Where else will you hear opinions on changes to legislation from single parents often going without food to feed their kids? Where else do you see people battling depression talk honestly about the effect on their families, while also highlighting the under-funding of mental health services?

Where else will you find women fielding questions from the panel about the realities of being gay in the Army, doing HIV tests live on air, and giving blood live on air to encourage more people in Black and Asian communities to sign up as donors? 

On our show you will see women speaking about being domestic abuse survivors, and speaking directly to others who are experiencing it. We’ve had episodes dedicated to the deaf community, the neurodiverse, and all-Black panels. We still get viewers stopping us in the street to share their gratitude for helping them through severe loneliness and confusion during the dark days of lockdown.

All this while raising laughs, taking the mick out of each other, and remaining friends when we have differing opinions. Nonsense, this show is not.

There are no other all-female shows on British TV, 25 years after Loose Women’s inception. Can you believe that? It’s mad, right?

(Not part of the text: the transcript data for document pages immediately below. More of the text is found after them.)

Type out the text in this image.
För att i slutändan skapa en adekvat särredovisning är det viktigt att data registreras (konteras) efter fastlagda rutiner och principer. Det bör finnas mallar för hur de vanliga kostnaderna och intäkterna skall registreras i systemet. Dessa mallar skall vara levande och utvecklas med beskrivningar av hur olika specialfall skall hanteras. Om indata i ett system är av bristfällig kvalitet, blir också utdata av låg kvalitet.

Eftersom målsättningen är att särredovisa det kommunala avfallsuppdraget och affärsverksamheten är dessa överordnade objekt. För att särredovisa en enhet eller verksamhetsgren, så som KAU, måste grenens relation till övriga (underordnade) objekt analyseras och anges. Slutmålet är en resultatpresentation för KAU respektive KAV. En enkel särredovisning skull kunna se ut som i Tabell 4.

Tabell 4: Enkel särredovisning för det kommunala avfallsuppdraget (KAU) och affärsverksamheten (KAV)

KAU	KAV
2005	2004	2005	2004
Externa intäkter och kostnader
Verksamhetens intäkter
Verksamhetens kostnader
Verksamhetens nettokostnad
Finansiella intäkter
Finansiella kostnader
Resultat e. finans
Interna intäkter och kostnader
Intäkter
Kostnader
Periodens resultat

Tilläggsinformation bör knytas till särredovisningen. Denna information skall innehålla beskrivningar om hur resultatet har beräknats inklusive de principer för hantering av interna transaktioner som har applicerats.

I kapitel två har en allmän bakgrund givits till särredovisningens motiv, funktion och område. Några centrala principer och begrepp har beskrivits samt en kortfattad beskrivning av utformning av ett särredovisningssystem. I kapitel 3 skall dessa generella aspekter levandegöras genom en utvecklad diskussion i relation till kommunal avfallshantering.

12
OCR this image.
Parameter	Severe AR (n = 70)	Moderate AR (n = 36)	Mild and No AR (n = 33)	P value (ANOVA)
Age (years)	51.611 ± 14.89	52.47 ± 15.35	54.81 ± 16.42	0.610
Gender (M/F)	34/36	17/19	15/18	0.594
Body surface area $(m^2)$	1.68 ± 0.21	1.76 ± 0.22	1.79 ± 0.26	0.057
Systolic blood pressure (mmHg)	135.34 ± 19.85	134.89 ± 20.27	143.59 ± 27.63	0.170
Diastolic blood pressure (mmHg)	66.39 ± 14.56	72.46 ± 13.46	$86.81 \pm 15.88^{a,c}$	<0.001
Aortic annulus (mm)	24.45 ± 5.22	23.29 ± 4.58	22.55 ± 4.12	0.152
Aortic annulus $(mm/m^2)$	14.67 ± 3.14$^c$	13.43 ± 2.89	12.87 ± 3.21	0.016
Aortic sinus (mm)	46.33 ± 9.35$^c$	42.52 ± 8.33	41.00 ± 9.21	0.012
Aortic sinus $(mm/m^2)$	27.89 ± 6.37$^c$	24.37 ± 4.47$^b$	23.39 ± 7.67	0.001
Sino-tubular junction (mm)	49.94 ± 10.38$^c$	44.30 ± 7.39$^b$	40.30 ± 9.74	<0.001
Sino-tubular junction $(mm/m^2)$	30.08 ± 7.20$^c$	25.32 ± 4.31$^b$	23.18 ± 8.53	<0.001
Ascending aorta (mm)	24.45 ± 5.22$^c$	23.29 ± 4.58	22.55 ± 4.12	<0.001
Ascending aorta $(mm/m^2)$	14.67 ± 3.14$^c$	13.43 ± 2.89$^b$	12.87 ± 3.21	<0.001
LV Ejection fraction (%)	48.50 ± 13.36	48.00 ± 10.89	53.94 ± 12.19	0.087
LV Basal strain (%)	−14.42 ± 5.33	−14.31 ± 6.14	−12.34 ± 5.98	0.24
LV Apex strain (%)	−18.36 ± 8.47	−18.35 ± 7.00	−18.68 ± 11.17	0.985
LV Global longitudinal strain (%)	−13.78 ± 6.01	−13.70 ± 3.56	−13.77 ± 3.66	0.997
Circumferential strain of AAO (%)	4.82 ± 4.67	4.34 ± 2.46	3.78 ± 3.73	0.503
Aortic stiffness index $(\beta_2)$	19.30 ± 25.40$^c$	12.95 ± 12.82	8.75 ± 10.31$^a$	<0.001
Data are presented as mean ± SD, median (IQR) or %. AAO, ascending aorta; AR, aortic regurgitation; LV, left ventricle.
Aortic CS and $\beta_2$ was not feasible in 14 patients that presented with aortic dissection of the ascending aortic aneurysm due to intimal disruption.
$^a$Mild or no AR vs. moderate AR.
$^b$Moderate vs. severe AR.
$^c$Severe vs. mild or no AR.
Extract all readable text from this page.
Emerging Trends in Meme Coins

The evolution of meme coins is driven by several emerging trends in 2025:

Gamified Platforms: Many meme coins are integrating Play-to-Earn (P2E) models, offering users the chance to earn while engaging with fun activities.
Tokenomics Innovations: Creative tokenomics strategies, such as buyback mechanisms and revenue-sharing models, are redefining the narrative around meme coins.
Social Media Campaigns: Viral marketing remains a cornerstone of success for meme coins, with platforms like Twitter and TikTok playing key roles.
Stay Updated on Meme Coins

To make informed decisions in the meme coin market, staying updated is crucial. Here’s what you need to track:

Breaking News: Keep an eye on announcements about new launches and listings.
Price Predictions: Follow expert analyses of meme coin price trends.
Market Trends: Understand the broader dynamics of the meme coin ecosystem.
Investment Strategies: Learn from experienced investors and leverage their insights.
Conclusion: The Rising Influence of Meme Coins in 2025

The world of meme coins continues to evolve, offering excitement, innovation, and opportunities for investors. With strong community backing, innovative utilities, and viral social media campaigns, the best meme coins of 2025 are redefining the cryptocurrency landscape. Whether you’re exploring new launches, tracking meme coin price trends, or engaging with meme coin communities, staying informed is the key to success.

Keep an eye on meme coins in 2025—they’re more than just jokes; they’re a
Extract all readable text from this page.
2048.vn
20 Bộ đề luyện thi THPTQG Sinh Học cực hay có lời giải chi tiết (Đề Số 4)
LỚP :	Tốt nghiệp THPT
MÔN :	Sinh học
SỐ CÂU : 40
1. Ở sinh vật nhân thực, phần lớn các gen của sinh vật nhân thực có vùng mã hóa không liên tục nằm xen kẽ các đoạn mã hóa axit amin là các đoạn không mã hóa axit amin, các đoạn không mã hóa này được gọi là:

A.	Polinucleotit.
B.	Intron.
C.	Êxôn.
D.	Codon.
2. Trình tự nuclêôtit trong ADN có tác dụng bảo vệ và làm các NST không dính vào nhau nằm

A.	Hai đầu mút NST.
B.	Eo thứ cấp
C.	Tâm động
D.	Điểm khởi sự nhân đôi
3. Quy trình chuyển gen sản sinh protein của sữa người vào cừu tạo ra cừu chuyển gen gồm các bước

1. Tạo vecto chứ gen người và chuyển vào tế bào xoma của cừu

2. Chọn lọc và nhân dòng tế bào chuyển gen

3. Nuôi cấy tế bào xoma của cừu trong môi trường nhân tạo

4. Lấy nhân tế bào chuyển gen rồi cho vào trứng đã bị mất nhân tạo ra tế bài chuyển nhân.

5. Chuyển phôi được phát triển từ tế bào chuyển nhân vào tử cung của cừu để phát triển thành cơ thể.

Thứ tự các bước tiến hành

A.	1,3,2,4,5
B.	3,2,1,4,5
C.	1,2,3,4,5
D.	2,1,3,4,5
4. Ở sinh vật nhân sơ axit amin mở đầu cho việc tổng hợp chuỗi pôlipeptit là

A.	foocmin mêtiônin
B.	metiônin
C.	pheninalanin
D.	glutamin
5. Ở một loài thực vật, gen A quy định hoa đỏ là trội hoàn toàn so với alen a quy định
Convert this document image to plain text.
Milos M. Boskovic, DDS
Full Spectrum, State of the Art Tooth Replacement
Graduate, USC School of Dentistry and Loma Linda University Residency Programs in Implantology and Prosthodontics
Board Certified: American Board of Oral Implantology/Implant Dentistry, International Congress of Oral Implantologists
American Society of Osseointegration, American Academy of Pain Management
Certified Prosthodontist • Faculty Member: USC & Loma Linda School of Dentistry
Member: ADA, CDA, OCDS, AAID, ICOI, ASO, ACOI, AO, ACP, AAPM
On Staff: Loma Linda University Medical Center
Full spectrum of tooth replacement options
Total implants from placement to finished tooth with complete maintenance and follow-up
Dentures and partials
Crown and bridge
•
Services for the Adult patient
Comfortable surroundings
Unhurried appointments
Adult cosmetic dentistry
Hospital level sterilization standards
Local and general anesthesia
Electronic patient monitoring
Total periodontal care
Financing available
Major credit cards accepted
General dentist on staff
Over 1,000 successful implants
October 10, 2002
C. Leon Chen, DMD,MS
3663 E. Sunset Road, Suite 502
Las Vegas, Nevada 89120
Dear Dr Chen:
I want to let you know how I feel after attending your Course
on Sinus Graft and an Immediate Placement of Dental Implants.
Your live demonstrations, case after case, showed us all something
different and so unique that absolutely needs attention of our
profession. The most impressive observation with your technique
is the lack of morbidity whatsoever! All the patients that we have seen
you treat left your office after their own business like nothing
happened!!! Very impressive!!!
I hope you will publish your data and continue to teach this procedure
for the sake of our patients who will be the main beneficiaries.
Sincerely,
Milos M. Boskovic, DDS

Not only that, but daytime TV is the only place where you can routinely watch women heading up some of the biggest shows of the day, while live shows in the evening tend to be an estrogen wasteland.

The daytime audience tends to be female-heavy too. It’s interesting then that since the “Daytime” category was created by Bafta a few years ago, the winners have been shows headed up by men (The Great House Giveaway, The Chase, and The Repair Shop: A Royal Visit). All great shows, obviously. But this year, the women of daytime are going in hard.

Both Loose Women and Lorraine are nominated. And if neither of us wins, that’s alright. We’ll wake up Monday morning the same women we were the night before: intelligent and passionate about having an impact in the world. Hopefully, we are helping to nudge the dial for the next generation of female broadcasters too.